Several University of Maryland students lived in Israel before or during their time at the university. 

Elisheva Greene, a junior animal science major, went to seminary, a school for women to learn about Torah, during the pandemic. Greene said celebrating Hanukkah while a war is happening is going to be a similar feeling. 

“I’m able to do what I can from over here by supporting my family and friends,” Greene said. “The biggest thing I can be doing is living my life as a Jewish person and showing that I express my Judaism and I’m not afraid.”

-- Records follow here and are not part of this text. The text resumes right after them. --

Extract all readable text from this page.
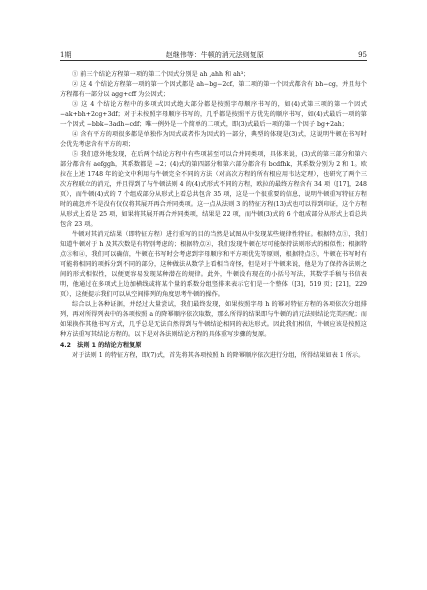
1期	赵继伟等：牛顿的消元法则复原	95

① 前三个结论方程第一项的第二个因式分别是 ah ,ahh 和 ah³；

② 这 4 个结论方程第一项的第一个因式都是 ah−bg−2cf，第二项的第一个因式都含有 bh−cg，并且每个方程都有一部分以 agg+cff 为公因式；

③ 这 4 个结论方程中的多项式因式绝大部分都是按照字母顺序书写的，如(4)式第三项的第一个因式 −ak+bh+2cg+3df；对于未按照字母顺序书写的，几乎都是按照平方优先的顺序书写，如(4)式最后一项的第一个因式 −bbk−3adh−cdf；唯一例外是一个简单的二项式，即(3)式最后一项的第一个因子 bg+2ah；

④ 含有平方的项很多都是单独作为因式或者作为因式的一部分，典型的体现是(3)式，这说明牛顿在书写时会优先考虑含有平方的项；

⑤ 我们意外地发现，在后两个结论方程中有些项甚至可以合并同类项，具体来说，(3)式的第三部分和第六部分都含有 aefggh，其系数都是 −2；(4)式的第四部分和第六部分都含有 bcdfhk，其系数分别为 2 和 1。欧拉在上述 1748 年的论文中利用与牛顿完全不同的方法（对高次方程的所有根应用韦达定理），也研究了两个三次方程联立的消元，并且得到了与牛顿法则 4 的(4)式形式不同的方程，欧拉的最终方程含有 34 项（[17]，248 页），而牛顿(4)式的 7 个组成部分从形式上看总共包含 35 项，这是一个很重要的信息，说明牛顿重写特征方程时的疏忽并不是没有仅仅将其展开再合并同类项。这一点从法则 3 的特征方程(13)式也可以得到印证，这个方程从形式上看是 25 项，如果将其展开再合并同类项，结果是 22 项，而牛顿(3)式的 6 个组成部分从形式上看总共包含 23 项。

牛顿对其消元结果（即特征方程）进行重写的目的当然是试图从中发现某些规律性特征。根据特点①，我们知道牛顿对于 h 及其次数是有特别考虑的；根据特点②，我们发现牛顿在尽可能保持法则形式的相似性；根据特点③和④，我们可以确信，牛顿在书写时会考虑到字母顺序和平方项优先等原则，根据特点⑤，牛顿在书写时有可能将相同的项拆分到不同的部分，这种做法从数学上看相当奇怪，但是对于牛顿来说，他是为了保持各法则之间的形式相似性，以便更容易发现某种潜在的规律。此外，牛顿没有现在的小括号写法，其数学手稿与书信表明，他通过在多项式上边加横线或将某个量的系数分组竖排来表示它们是一个整体（[3]，519 页；[21]，229 页），这便提示我们可以从空间排列的角度思考牛顿的操作。

综合以上各种证据，并经过大量尝试，我们最终发现，如果按照字母 h 的幂对特征方程的各项依次分组排列，再对所得列表中的各项按照 a 的降幂顺序依次取数，那么所得的结果即与牛顿的消元法则结论完美匹配；而如果换作其他书写方式，几乎总是无法自然得到与牛顿结论相同的表达形式。因此我们相信，牛顿应该是按照这种方法重写其结论方程的。以下是对各法则结论方程的具体重写步骤的复原。

4.2　法则 1 的结论方程复原

对于法则 1 的特征方程，即(7)式，首先将其各项按照 h 的降幂顺序依次进行分组，所得结果如表 1 所示。
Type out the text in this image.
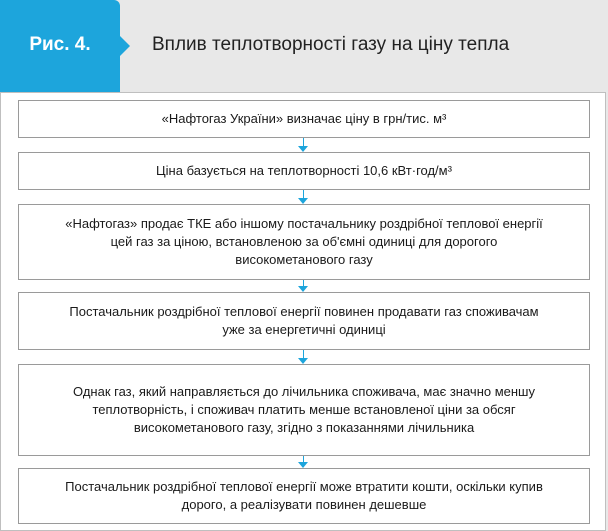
Рис. 4.	Вплив теплотворності газу на ціну тепла
«Нафтогаз України» визначає ціну в грн/тис. м³
Ціна базується на теплотворності 10,6 кВт·год/м³
«Нафтогаз» продає ТКЕ або іншому постачальнику роздрібної теплової енергії цей газ за ціною, встановленою за об'ємні одиниці для дорогого високометанового газу
Постачальник роздрібної теплової енергії повинен продавати газ споживачам уже за енергетичні одиниці
Однак газ, який направляється до лічильника споживача, має значно меншу теплотворність, і споживач платить менше встановленої ціни за обсяг високометанового газу, згідно з показаннями лічильника
Постачальник роздрібної теплової енергії може втратити кошти, оскільки купив дорого, а реалізувати повинен дешевше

Greene recalled they could not go more than 1,000 feet from home for two months and Hanukkah took place during that time. While it was difficult, Greene said people still put their menorahs on their windowsill.  

“Knowing the resilience the Israelis have and the fact people like to show their Jewishness (is not) gonna stop me,” Greene said. “Like there’s a war going on but you’re gonna be a Jew and you’re gonna flaunt that.”